What happened in that art therapy office that day? Was it the permission to not talk that triggered his speech? Or perhaps it was the fun game of drawing his wishes. Was it the painting itself, or his knowing that he was there because he wouldn’t speak and the art therapist was the person who allowed him to talk in images instead? It could have been all of the above, but I think that moving the paint across the paper was important to the release of words for that little boy. He never returned to see the art therapist. Mother called and cancelled all future appointments because he continued to talk-to everyone, everywhere. We never did get the chance to explore his trauma history through art, but perhaps the dark cloud image was enough for now. When Mother called the art therapist to cancel his future appointments, she talked about how things at home had changed. She said that the tension at home seemed lessened and everyone seemed happier. Foster Mother asked if there might be a way to get him to stop talking so much should they get tired of his happy chatter in the future. The art therapist told her that they’d cross that bridge when they came to it, if ever. She laughed.
*name has been changed
“Guns and Roses” by Laura Martin, ATR-BC, LPCC
There are times when art therapy has a clear advantage over traditional talk therapy in moving the client from one emotional space to another. Early in the school year, an eleven-year-old male was brought into my school-based counseling office because he had threatened to shoot a peer. In the process of assessing for a plan and access to a weapon, it became clear Evan* was very angry, but was in no true danger of committing homicide.
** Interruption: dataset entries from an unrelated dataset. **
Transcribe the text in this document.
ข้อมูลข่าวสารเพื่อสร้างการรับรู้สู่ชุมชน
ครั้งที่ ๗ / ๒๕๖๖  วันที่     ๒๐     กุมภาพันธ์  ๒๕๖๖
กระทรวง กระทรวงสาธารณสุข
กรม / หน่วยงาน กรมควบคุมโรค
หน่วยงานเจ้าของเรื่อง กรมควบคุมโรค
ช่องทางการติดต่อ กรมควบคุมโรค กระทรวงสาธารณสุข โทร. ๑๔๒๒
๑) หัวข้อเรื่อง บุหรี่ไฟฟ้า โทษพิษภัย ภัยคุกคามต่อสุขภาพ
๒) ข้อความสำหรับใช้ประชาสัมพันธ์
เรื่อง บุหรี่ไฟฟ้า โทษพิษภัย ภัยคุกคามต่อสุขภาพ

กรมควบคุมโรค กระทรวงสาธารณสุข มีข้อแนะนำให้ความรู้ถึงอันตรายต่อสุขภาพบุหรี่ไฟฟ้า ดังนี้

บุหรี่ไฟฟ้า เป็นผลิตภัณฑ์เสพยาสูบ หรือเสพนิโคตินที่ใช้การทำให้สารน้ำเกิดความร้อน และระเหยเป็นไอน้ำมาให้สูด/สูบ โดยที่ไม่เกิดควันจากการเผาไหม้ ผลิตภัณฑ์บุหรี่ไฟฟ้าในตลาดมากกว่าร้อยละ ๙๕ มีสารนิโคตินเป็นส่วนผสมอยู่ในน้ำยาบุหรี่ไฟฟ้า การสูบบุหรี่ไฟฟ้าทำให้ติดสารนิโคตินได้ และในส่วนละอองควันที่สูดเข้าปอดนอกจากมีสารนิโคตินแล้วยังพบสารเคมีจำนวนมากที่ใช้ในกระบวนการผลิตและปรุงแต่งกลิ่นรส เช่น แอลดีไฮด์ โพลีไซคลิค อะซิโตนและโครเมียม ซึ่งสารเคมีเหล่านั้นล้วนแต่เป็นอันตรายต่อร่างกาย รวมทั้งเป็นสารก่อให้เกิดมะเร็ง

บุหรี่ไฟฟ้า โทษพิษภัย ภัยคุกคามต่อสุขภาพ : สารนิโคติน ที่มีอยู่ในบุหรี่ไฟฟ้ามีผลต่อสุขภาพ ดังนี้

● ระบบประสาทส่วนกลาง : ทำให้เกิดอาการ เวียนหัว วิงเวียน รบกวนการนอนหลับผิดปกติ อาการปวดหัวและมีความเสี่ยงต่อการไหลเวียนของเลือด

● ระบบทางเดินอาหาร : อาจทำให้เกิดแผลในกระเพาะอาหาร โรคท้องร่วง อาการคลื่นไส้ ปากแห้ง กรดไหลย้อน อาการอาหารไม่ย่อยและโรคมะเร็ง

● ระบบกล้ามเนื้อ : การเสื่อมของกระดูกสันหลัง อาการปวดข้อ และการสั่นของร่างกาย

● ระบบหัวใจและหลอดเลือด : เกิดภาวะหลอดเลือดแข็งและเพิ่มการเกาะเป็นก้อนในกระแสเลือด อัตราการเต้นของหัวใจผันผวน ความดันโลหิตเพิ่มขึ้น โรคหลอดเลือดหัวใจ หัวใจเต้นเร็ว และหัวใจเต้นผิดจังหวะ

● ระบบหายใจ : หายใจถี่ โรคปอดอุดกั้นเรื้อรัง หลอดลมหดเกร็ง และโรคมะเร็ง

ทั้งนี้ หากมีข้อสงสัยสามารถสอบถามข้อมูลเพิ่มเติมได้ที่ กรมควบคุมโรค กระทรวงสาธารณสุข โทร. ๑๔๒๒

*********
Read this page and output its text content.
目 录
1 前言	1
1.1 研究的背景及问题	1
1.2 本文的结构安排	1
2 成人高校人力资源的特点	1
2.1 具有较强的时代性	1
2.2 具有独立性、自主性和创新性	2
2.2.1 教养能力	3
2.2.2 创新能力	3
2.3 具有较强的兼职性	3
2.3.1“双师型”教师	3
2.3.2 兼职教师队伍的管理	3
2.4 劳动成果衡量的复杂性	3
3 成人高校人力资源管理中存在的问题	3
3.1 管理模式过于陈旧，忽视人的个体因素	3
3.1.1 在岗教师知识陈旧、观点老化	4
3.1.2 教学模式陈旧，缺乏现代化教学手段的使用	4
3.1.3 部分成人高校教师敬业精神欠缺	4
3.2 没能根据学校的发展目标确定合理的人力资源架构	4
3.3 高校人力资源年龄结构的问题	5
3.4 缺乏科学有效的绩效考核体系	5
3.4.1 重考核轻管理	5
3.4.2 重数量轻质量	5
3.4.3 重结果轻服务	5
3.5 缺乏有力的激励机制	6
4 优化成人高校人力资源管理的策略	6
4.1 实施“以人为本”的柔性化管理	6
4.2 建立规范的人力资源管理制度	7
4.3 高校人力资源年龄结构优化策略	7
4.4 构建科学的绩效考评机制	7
I had him draw a picture of his anger, and he drew what you might expect: a stick figure boy pointing a gun at a stick figure girl. As we talked about the consequences of his desired actions, and then brainstormed alternative solutions, Evan calmed down and began to see reason. He turned the paper over and drew a car. Then he asked for another sheet of paper to redraw the car because he wanted to keep the car drawing, but not what was on the other side. I encouraged him to go back to his original drawing and change it to reflect his calmer, more positive state. He drew over some elements, changing the gun to a bouquet of flowers, and spurts of blood to hearts. He looked up and abashedly admitted, “I have anger issues.” In less than an hour, this client had moved from homicidal ideation to literally changing his view of the situation. All through the power of art therapy.
How to Share Your Story
There are many ways to describe art therapy and often a story is a powerful way to share our work. We know these amazing stories because we experience them every day and have the honor of witnessing the impact of art therapy in people’s lives. Now it’s time to share those stories with the world.
Here are some tips for effective storytelling:
- Provide focus: Concentrate on one succinct story to allow readers to connect with the experience.
- Be visual: Compelling images draw readers in. Select artwork that sparks emotion and grabs your attention.
- Use real details: Quotes, sights, sounds, and events help make your story more tangible and relatable.
- Get personal: Focus your attention on the central figure of your story. Tap into human emotion, enabling readers to form a connection with him/her/them.